Préparez-vous à « l’Europe Mad Max » qui vient… d’ici dix ans. D’abord, nous explique Wicht, les États-nations occidentaux ont été « incapables de s’adapter aux nouvelles conditions de la guerre » (terrorisme, guerre de faible intensité, guerre de partisans). Pour s’y adapter, il aurait fallu qu’ils s’appuient sur « les populations nationales » au lieu de quoi, ces États n’ont eu de cesse de les désarmer, de les surveiller, de les ficher, de les contrôler et de leur faire payer l’impôt. De surcroît, ils ont abandonné l’armée de conscription, celle des citoyens-soldats, pour une armée professionnelle, voire privée. Voilà l’État qui périclite, se délite et perd son élite… Et finit vidé de sa substance « démocratique et républicaine » pour se replier sur ses « fonctions pénales et carcérales ». C’est alors que, pour notre arbalète helvète, l’Europe plonge soudain dans un « nouveau Moyen Âge » ! Des bandes armées (mafias, gangs, cellules islamistes) font régner la terreur, non pas à des échelles nationales, mais locales, transversales, en réseaux. Grosso modo, c’est Daech dans le Limousin et les zones tribales afghanes en Haute-Loire.
Mais qu’on se rassure, car c’est là que les braves citoyens locaux vont reprendre leur fusil et s’organiser en communautés autonomes, faisant valoir leur « droit naturel à l’auto-défense », concept fondamental chez Wicht. Les vieux États-nations seront vaincus par ce « darwinisme politico-stratégique » qui ne laissera survivre que les plus adaptés. Que ce soit une bonne ou une mauvaise nouvelle, peu importe : il faut se préparer à ce « nouveau Moyen Âge » parce que, de toute façon, il arrive. Au point que Wicht nous encourage à préparer d’ores et déjà une « deuxième ligne de défense » (après celle de l’État bientôt transformée en gruyère) pour faire face au danger de « l’Apocalypse islamiste » : « Seuls un petit nombre de citoyens sont en mesure de réagir parce qu’ils ont conscience du danger et de l’état de délitement social dans lequel nous vivons. Le moment venu, ce sont eux qui chercheront à reprendre l’initiative, à organiser les gens qui les entourent pour assurer leur sécurité, à créer de petites coopératives pour garantir les biens et services de première nécessité… comme c’est d’ores et déjà le cas au Mexique dans les unités d’autodéfense ou dans les cantons kurdes en Syrie-Irak.3 » Et il imagine même la mise en place de « Swissbollah » : sorte de mix entre l’autonomie communale des confédérés suisses et la discipline militaire des milices chiites du Sud-Liban !

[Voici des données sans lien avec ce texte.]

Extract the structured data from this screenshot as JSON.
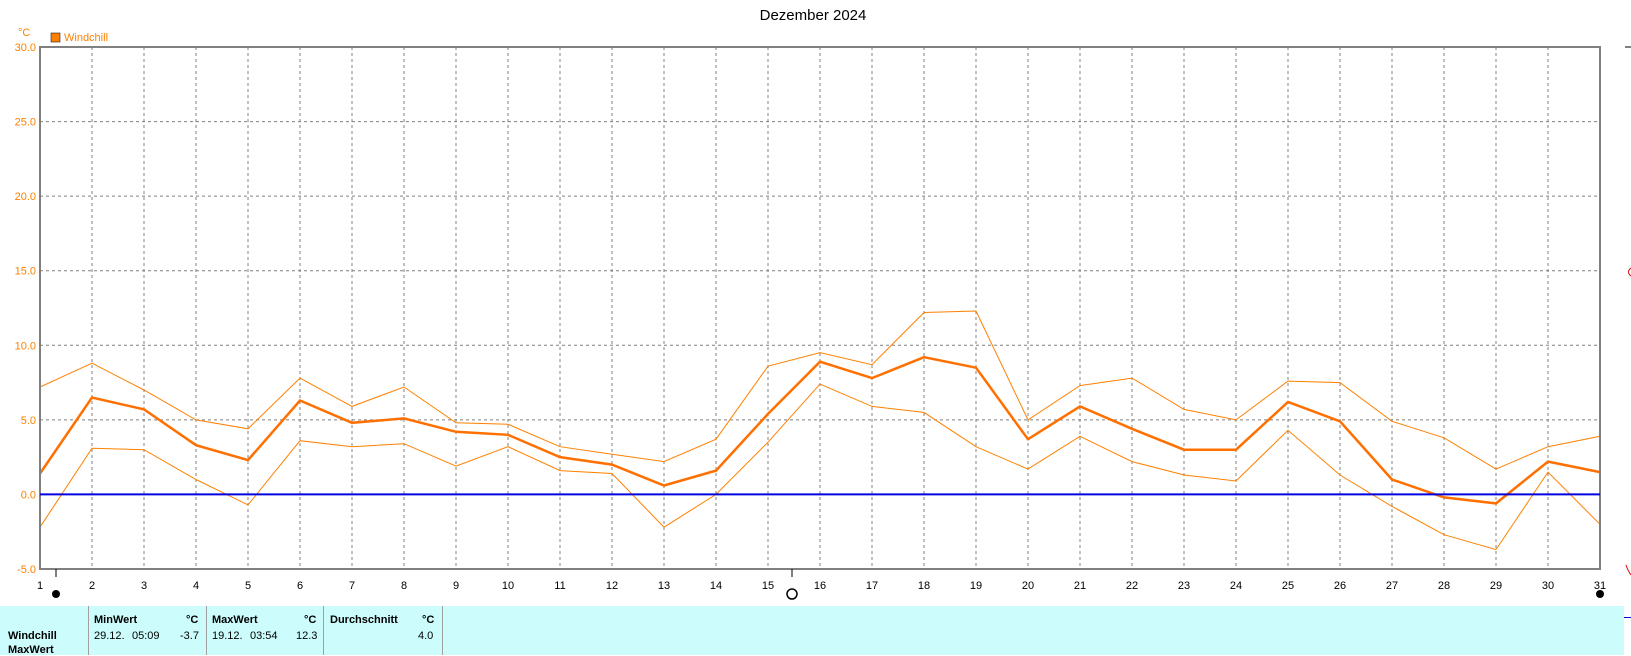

Bon, évidemment, Wicht laisse totalement de côté dans sa démonstration tous les enjeux économiques de l’Europe contemporaine… sauf pour en dire n’importe quoi ! « On fait la guerre comme on produit les richesses », assure-t-il. Alors, avec la révolution numérique de l’information, considérée comme « le troisième changement d’outil de production » (après la révolution néolithique ou l’invention de l’agriculture et la révolution industrielle ou l’invention de l’agriculture en conserve), Wicht imagine la venue au monde du « citoyen-soldat 2.0 » qui, à l’image de l’internaute, sera autonomisé et en réseau, « non plus consommateur mais acteur et producteur ». Démonstration imparable. Sauf qu’évidemment personne n’a encore pu faire pousser des choux sur Internet ni construire une maison avec une application d’i-Phone… Au contraire, la « révolution numérique » parachève la centralisation des outils de production (usines monstres, concentration des plateformes ubérisés, googlelisation, etc.).
In fine, le « citoyen-soldat 2.0 » de Wicht ne ressemble à rien d’autre qu’à ces gros survivalistes ricains qui stockent des canettes de bière et des cartouches de fusil en attendant l’apocalypse. Derrière le discours de « restauration de la cité » qu’il affectionne, c’est surtout vers les idéaux de respect du chef, d’honneur et de fidélité (il aime à citer Fight Club mais aussi le nazi-friendly Jünger) que Wicht se tourne. En tout cas, quand le Moyen-âge reviendra, ce n’est pas avec ce genre de marteau-là que nous construirons nos châteaux en Espagne.
1 Wicht est l’auteur d’Europe Mad Max demain ? Retour à la défense citoyenne, Favre, Lausanne, 2013 et l’année dernière L’avenir du Citoyen-Soldat, Le Polémarque, Nancy.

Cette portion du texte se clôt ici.